De manière générale, le moment de la vente des biens avant jugement peut être long puisque les propriétaires saisissent le plus souvent leur droit aux recours, démarche centrale pour ces derniers qui perçoivent ces mesures comme « une vraie sanction » selon Xavier Bonhomme. Avancée pour l’AGRASC, infortune pour les propriétaires de biens, la loi Warsemann n° 2024-582 du 24 juin 2024 a augmenté les critères de ventes avant jugement, notamment en ajoutant le cas des frais de conservations disproportionnés des biens.
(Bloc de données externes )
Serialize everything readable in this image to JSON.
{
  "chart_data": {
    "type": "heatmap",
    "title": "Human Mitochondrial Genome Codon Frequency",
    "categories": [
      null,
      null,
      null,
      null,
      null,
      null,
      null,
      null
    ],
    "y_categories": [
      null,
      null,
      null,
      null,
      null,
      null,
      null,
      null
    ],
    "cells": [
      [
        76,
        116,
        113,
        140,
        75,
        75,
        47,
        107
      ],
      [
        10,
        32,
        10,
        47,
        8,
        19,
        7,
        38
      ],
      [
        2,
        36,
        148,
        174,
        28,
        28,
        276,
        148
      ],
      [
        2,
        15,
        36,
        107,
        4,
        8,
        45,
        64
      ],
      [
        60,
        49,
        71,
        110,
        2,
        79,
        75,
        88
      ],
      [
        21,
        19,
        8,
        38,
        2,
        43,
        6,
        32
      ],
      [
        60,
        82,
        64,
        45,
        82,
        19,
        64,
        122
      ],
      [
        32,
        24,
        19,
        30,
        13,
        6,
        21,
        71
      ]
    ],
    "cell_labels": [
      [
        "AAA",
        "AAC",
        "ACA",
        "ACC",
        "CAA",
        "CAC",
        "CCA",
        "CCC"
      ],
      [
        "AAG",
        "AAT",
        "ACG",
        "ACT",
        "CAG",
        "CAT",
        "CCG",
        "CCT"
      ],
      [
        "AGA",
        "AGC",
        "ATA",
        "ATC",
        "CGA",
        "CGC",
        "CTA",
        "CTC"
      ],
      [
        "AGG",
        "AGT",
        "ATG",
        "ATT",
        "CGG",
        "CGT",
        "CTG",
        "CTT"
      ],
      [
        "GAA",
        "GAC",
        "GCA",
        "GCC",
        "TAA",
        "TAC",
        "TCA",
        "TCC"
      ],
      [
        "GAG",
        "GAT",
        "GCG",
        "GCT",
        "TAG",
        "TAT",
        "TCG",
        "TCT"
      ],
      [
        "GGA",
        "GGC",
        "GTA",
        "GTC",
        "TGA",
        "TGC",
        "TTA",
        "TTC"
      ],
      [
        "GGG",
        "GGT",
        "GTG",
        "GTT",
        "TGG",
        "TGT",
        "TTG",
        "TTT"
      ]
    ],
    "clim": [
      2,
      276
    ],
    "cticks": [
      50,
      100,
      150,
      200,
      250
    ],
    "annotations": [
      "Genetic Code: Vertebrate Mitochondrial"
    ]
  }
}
Elle a aussi réduit le délai des décisions en appel en passant désormais par des formations à juge unique et non plus en collégialité de manière quasi systématique. « Nous sommes passés de deux ans de délai devant certaines cour d’appel à un an à Rennes », se réjouit Aurélie Poirier, la magistrate coordinatrice à Rennes. Saisi le 12 septembre dernier, d’une question prioritaire de constitutionnalité sur l’absence d’encadrement légal des conditions de mise en vente (not., la fixation du prix décidée unilatéralement et souverainement par l’État), le Conseil constitutionnel a déclaré conforme à la Constitution la vente des biens meubles corporels vendus avant jugement (Cons. const. 12 sept. 2025, n° 2025-1156 QPC, Dalloz actualité, 8 oct. 2025, obs. C. Fonteix).

Le rôle des antennes et la dynamisation des scellés

L’équipe de l’antenne rennaise, présente à Nantes pour la Nuit du droit, revendique des actions pour « dynamiser les scellés », en particulier en amont des ventes. « Nous incitons les magistrats à ne plus avoir une logique de stock mais de flux des scellés en favorisant la vente ou la restitution du bien », confirme l’un de ses membres, André Tarrago, référent enquêteur de gendarmerie. L’an dernier, il a mené avec ses collègues une vaste opération de déstockage des scellés du Tribunal de Rennes et mis en place un outil de suivi en collaboration avec la juridiction et le département mobilier de l’agence. « Les tribunaux ont tous un service des scellés. Ce sont de vraies cavernes d’Ali Baba », assure Aurélie Poirier qui défend « une approche proactive ». À la différence des véhicules, la gestion des autres biens meubles ne coûte pas cher à l’État mais elle encombre bien souvent les tribunaux. « Le coût est humain car les greffiers manquent et vont se dédier en priorité aux audiences. Or, il faut gérer le déplacement, l’enregistrement, trouver une nouvelle place à ces biens », ajoute la magistrate. « Aujourd’hui nous essayons de passer directement du commissariat à la vente sans passer par le tribunal ». Les rapporteurs du bilan 2024 suggèrent de mettre en place un centre de gestion centralisé des scellés et invitent les tribunaux qui disposeraient de locaux désaffectés ou de grands espaces inutilisés à les contacter. Au total, plus de 6 100 assistances ont été réalisés en 2024 par les antennes aux juridictions et services enquêteurs.

La formation des services de police, de gendarmerie et de justice constitue un des principaux leviers mis en place par les antennes, du local à l’international afin de mieux appréhender les affaires transnationales. André Tarrago forme ainsi sur deux jours des attachés de justice ou assistants spécialisés dans les avoirs criminels lorsqu’ils arrivent en juridiction. « Le sujet est technique car il répond à de nombreuses exigences légales et jurisprudentielles », explique-t-il. Au Tribunal de Nantes, Théotime d’Ornano, attaché de justice, souligne qu’une fois ces obstacles levés, « nous pouvons décider d’affecter des biens avant jugement à des services d’enquêtes de police, des tribunaux ou à l’administration pénitentiaire ». Une initiative qu’ignorent nombre d’entre eux. « Nous avons pu affecter des aspirateurs à une brigade de gendarmerie, des machines à café dans des juridictions. Ces mesures ont vraiment du sens », confirme Aurélie Poirier. L’indemnisation des victimes et des parties civiles reste un objectif à développer. « Il faut encore que les avocats y pensent ». Depuis la loi Watermann, ils ont désormais six mois pour en faire la demande.